Gov. Jerry Brown signed historic legislation last year that requires monitoring of groundwater pumping. However, local officials have until 2020 and in some cases until 2022 to write their management plans, so it could take another decade or two before California has a handle on groundwater use, Cowin said.
“I don’t think we can end overdraft or subsidence overnight,” he said. “We do need to take action.”
Meanwhile, the state is launching a $10 million program to help counties with stressed groundwater basins to develop or strengthen local ordinances and conservation plans.
The NASA data showed land near the city of Corcoran sank 13 inches in eight months, and part of the California Aqueduct dropped eight inches in four months last year. The aqueduct provides water to million people and vast farmland in the nation’s most productive agricultural state.
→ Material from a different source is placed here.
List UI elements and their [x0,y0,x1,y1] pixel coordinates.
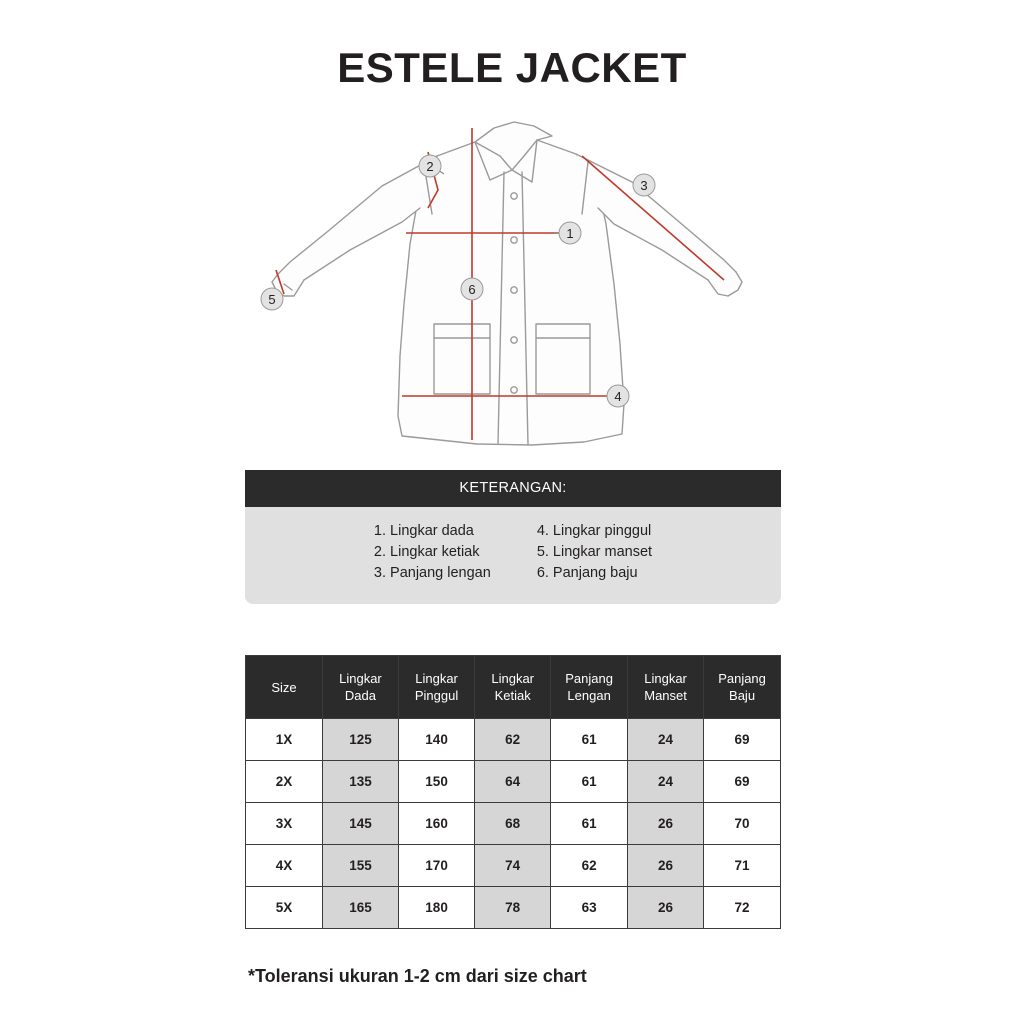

NASA’s satellite imagery shows a problem that farmers in White’s irrigation district have long known. To keep water flowing, they raised the canal walls in order to send higher levels of water, overcoming a drop in elevation. The higher flow also put the bridge below the water line.
Long-term subsidence has already destroyed thousands of public and private groundwater well casings in the San Joaquin Valley. Over time, subsidence can permanently reduce the underground aquifer’s water storage capacity.
Lester Snow, executive director of the California Water Foundation, which promotes water policy, urged more immediate action. He said state and federal officials should offer local agencies financial incentives to reduce pumping.
Investments are also needed in storm water capture during wet winters to offset heavy reliance on groundwater, Snow said.
“As long as this continues, we risk further damage to roads, levees and buildings,” he said. “There is no time to waste.”